The thirteen colonial children, emancipated from parental mis-government in 1783, tired of sleeping together in the same old, rickety confederate bed, which had been hastily put together in 1777, and whose cords they found so small and hard as to cut through the thin mattress above, and so weak as to creak and threaten to go down under them, whenever they stirred or even spoke above a whisper, at last, in 1789, obtained a new first-class constitutional bedstead. It was wide and roomy, with even, strong springs, and was easy to get in and out of, as well as very comely in shape, and well polished externally.

This new article was, however, not decided upon by all the thirteen immediately. It was spoken for in 1787, and, during that and the next year, eleven signified their preference for it over the old tumble-down rumbly.
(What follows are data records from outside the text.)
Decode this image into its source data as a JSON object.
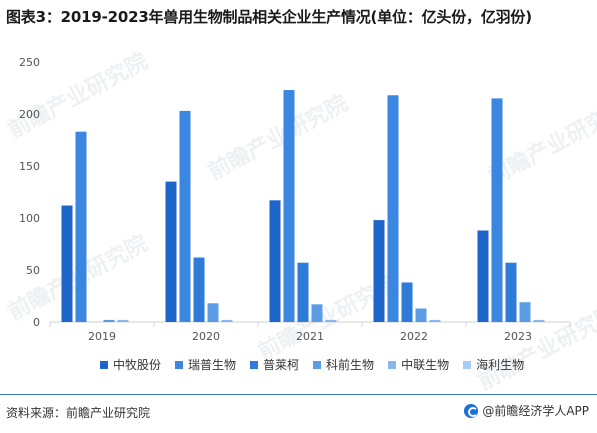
{
  "title": "图表3：2019-2023年兽用生物制品相关企业生产情况(单位：亿头份，亿羽份)",
  "source": "资料来源：前瞻产业研究院",
  "brand": "@前瞻经济学人APP",
  "watermark": "前瞻产业研究院",
  "colors": {
    "axis": "#d0d0d0",
    "tick_text": "#555555",
    "series": [
      "#1f65c9",
      "#3a86e0",
      "#2f7bd8",
      "#5c9ce6",
      "#86b8ee",
      "#a7ccf3"
    ]
  },
  "chart_data": {
    "type": "bar",
    "title": "图表3：2019-2023年兽用生物制品相关企业生产情况(单位：亿头份，亿羽份)",
    "categories": [
      "2019",
      "2020",
      "2021",
      "2022",
      "2023"
    ],
    "ylim": [
      0,
      250
    ],
    "yticks": [
      0,
      50,
      100,
      150,
      200,
      250
    ],
    "grid": false,
    "legend_position": "bottom",
    "series": [
      {
        "name": "中牧股份",
        "values": [
          112,
          135,
          117,
          98,
          88
        ]
      },
      {
        "name": "瑞普生物",
        "values": [
          183,
          203,
          223,
          218,
          215
        ]
      },
      {
        "name": "普莱柯",
        "values": [
          0,
          62,
          57,
          38,
          57
        ]
      },
      {
        "name": "科前生物",
        "values": [
          2,
          18,
          17,
          13,
          19
        ]
      },
      {
        "name": "中联生物",
        "values": [
          2,
          2,
          2,
          2,
          2
        ]
      },
      {
        "name": "海利生物",
        "values": [
          0,
          0,
          0,
          0,
          0
        ]
      }
    ]
  }
}
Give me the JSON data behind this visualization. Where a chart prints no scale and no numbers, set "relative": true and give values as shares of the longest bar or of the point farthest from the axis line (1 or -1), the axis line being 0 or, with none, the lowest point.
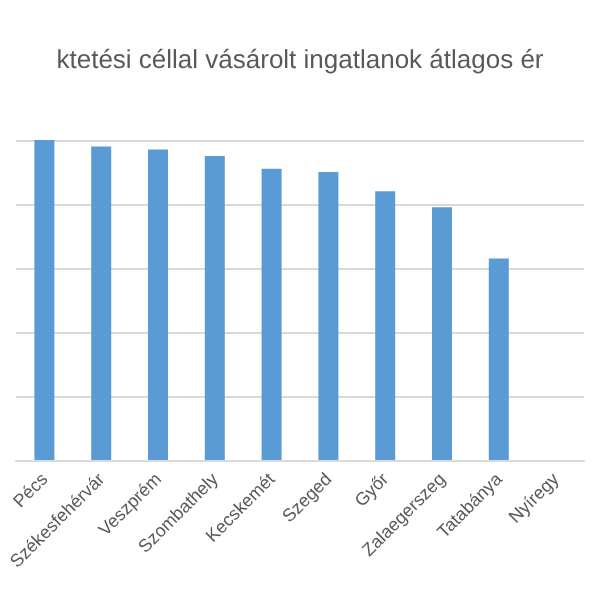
{
  "chart_data": {
    "type": "bar",
    "title": "ktetési céllal vásárolt ingatlanok átlagos ér",
    "categories": [
      "Pécs",
      "Székesfehérvár",
      "Veszprém",
      "Szombathely",
      "Kecskemét",
      "Szeged",
      "Győr",
      "Zalaegerszeg",
      "Tatabánya",
      "Nyíregy"
    ],
    "values": [
      1,
      0.98,
      0.97,
      0.95,
      0.91,
      0.9,
      0.84,
      0.79,
      0.63,
      null
    ],
    "color": "#5b9bd5",
    "relative": true,
    "grid": true
  }
}
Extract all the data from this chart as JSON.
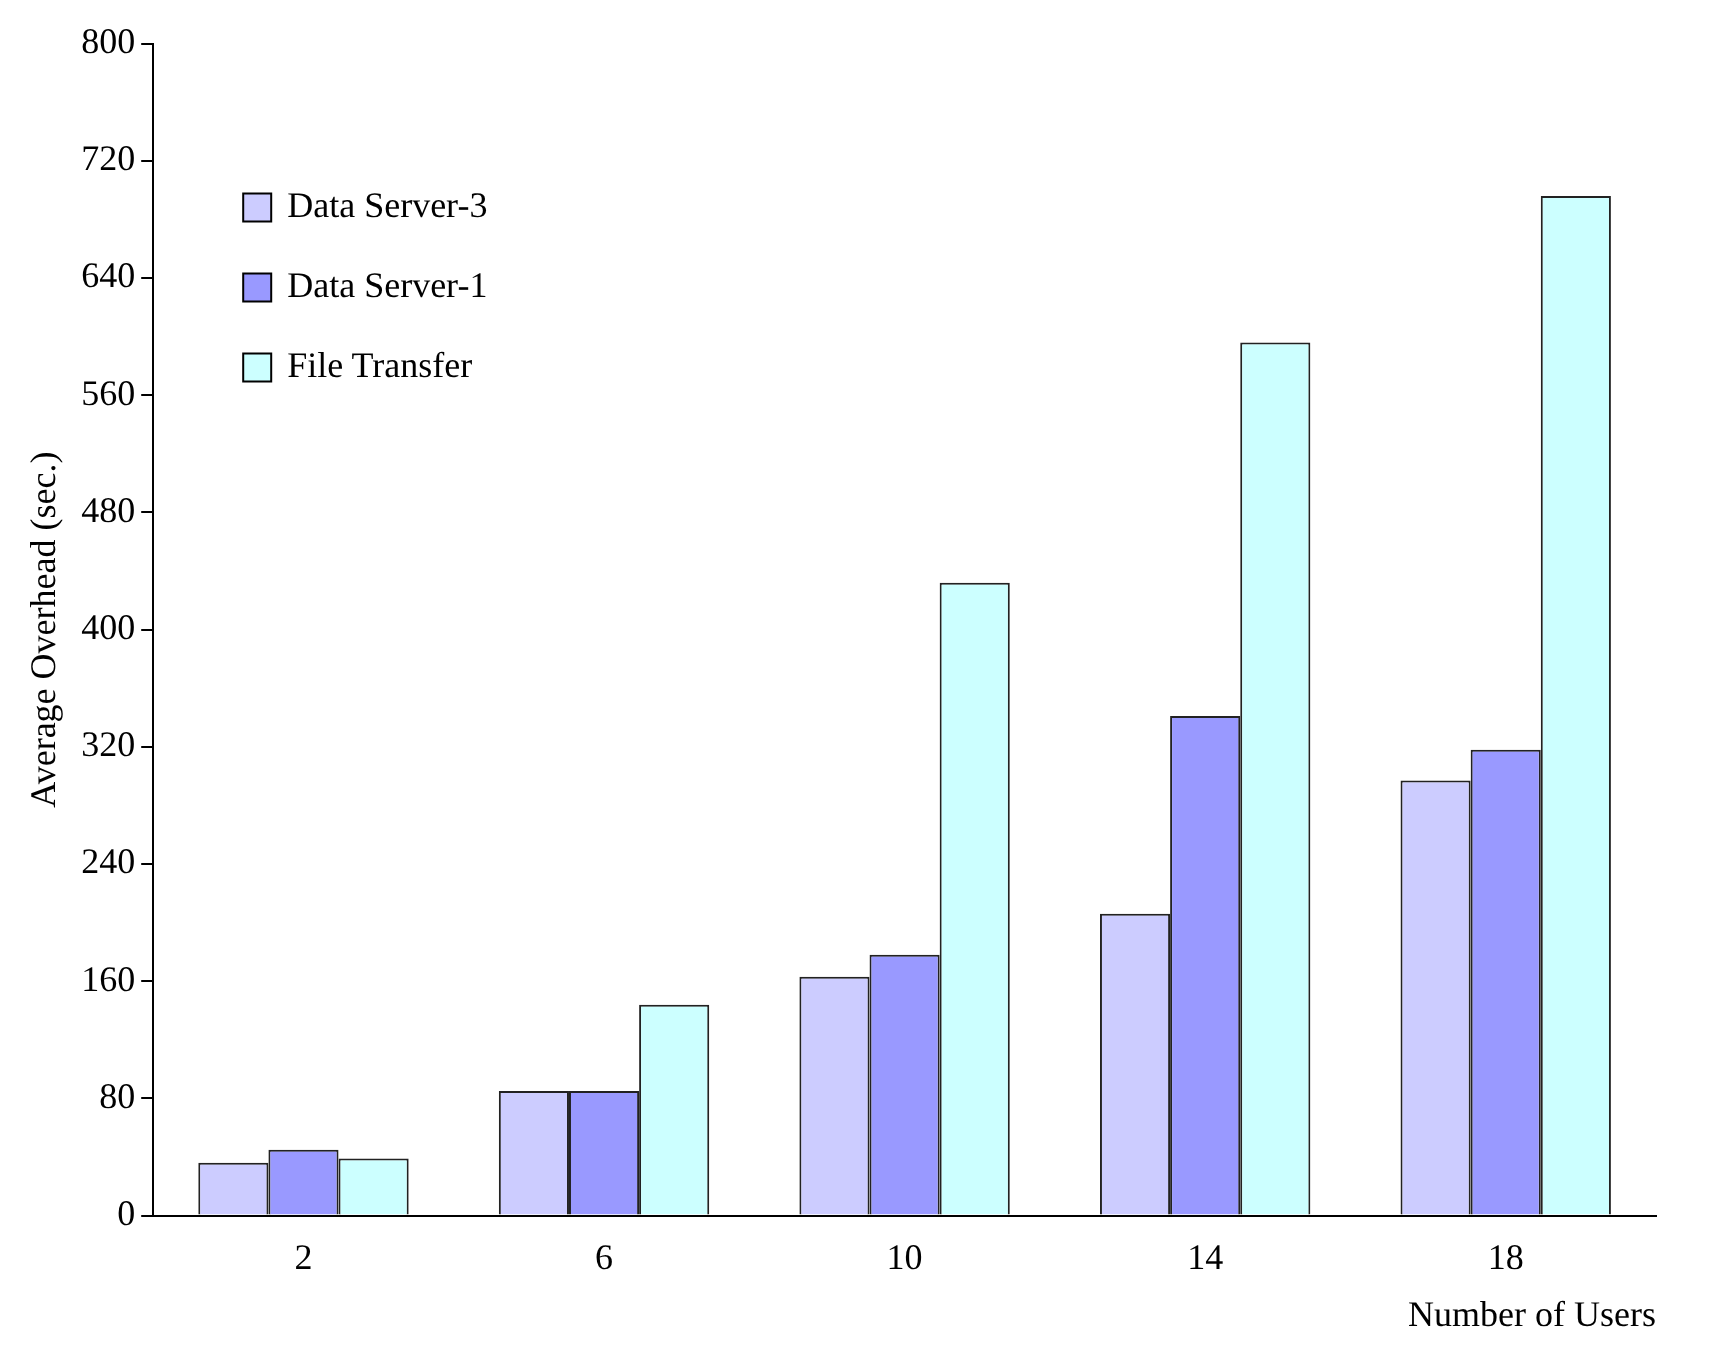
{
  "chart_data": {
    "type": "bar",
    "xlabel": "Number of Users",
    "ylabel": "Average Overhead (sec.)",
    "categories": [
      "2",
      "6",
      "10",
      "14",
      "18"
    ],
    "series": [
      {
        "name": "Data Server-3",
        "color": "#ccccff",
        "values": [
          36,
          85,
          163,
          206,
          297
        ]
      },
      {
        "name": "Data Server-1",
        "color": "#9999ff",
        "values": [
          45,
          85,
          178,
          341,
          318
        ]
      },
      {
        "name": "File Transfer",
        "color": "#ccffff",
        "values": [
          39,
          144,
          432,
          596,
          696
        ]
      }
    ],
    "ylim": [
      0,
      800
    ],
    "yticks": [
      0,
      80,
      160,
      240,
      320,
      400,
      480,
      560,
      640,
      720,
      800
    ],
    "grid": false,
    "legend": "top left"
  }
}
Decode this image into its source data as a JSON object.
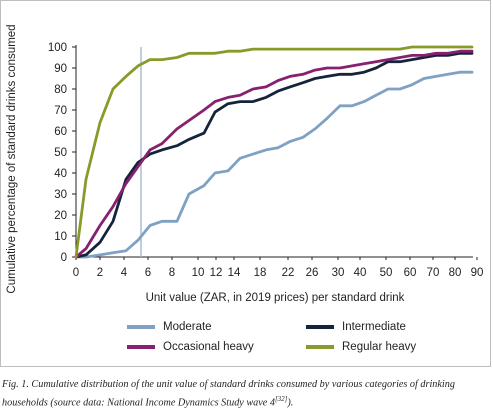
{
  "chart_data": {
    "type": "line",
    "ylabel": "Cumulative percentage of standard drinks consumed",
    "xlabel": "Unit value (ZAR, in 2019 prices) per standard drink",
    "ylim": [
      0,
      100
    ],
    "yticks": [
      0,
      10,
      20,
      30,
      40,
      50,
      60,
      70,
      80,
      90,
      100
    ],
    "x_tick_labels": [
      "0",
      "2",
      "4",
      "6",
      "8",
      "10",
      "12",
      "14",
      "18",
      "22",
      "26",
      "30",
      "40",
      "50",
      "60",
      "70",
      "80",
      "90"
    ],
    "x": [
      0,
      1,
      2,
      3,
      4,
      5,
      6,
      7,
      8,
      9,
      10,
      11,
      12,
      13,
      14,
      15,
      16,
      18,
      20,
      22,
      24,
      26,
      28,
      30,
      35,
      40,
      45,
      50,
      55,
      60,
      65,
      70,
      75,
      80,
      85,
      90,
      95
    ],
    "reference_line_x": 5.3,
    "grid": false,
    "series": [
      {
        "name": "Moderate",
        "color": "#7ea1c4",
        "values": [
          0,
          0,
          1,
          2,
          3,
          8,
          15,
          17,
          17,
          30,
          34,
          40,
          41,
          47,
          49,
          51,
          52,
          55,
          57,
          61,
          66,
          72,
          72,
          74,
          77,
          80,
          80,
          82,
          85,
          86,
          87,
          88,
          88,
          88,
          88,
          88,
          88
        ]
      },
      {
        "name": "Intermediate",
        "color": "#15243b",
        "values": [
          0,
          1,
          7,
          17,
          37,
          45,
          49,
          51,
          53,
          56,
          59,
          69,
          73,
          74,
          74,
          76,
          79,
          81,
          83,
          85,
          86,
          87,
          87,
          88,
          90,
          93,
          93,
          94,
          95,
          96,
          96,
          97,
          97,
          97,
          97,
          97,
          97
        ]
      },
      {
        "name": "Occasional heavy",
        "color": "#86206f",
        "values": [
          0,
          4,
          15,
          24,
          35,
          43,
          51,
          54,
          61,
          65,
          70,
          74,
          76,
          77,
          80,
          81,
          84,
          86,
          87,
          89,
          90,
          90,
          91,
          92,
          93,
          94,
          95,
          96,
          96,
          97,
          97,
          98,
          98,
          98,
          98,
          98,
          98
        ]
      },
      {
        "name": "Regular heavy",
        "color": "#8a9a2a",
        "values": [
          0,
          37,
          64,
          80,
          86,
          91,
          94,
          94,
          95,
          97,
          97,
          97,
          98,
          98,
          99,
          99,
          99,
          99,
          99,
          99,
          99,
          99,
          99,
          99,
          99,
          99,
          99,
          100,
          100,
          100,
          100,
          100,
          100,
          100,
          100,
          100,
          100
        ]
      }
    ]
  },
  "legend": [
    {
      "label": "Moderate",
      "color": "#7ea1c4"
    },
    {
      "label": "Intermediate",
      "color": "#15243b"
    },
    {
      "label": "Occasional heavy",
      "color": "#86206f"
    },
    {
      "label": "Regular heavy",
      "color": "#8a9a2a"
    }
  ],
  "caption": {
    "lead": "Fig. 1. Cumulative distribution of the unit value of standard drinks consumed by various categories of drinking households (source data: National Income Dynamics Study wave 4",
    "ref": "[32]",
    "tail": ")."
  }
}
Little Rhody was the baby in the old family, and, fearing to be overlaid and perhaps smothered by her larger bedfellows, did not crawl under the sheets of the newly upholstered bed until 1790; and not until New York and Virginia had agreed to be content with a fixed amount of bedclothing, instead of claiming, for themselves, that large Western comforter, those earth-colored strips, of the empire pattern, extending to the Pacific side of the bed, and large enough to cut up into a dozen good-sized State counterpanes.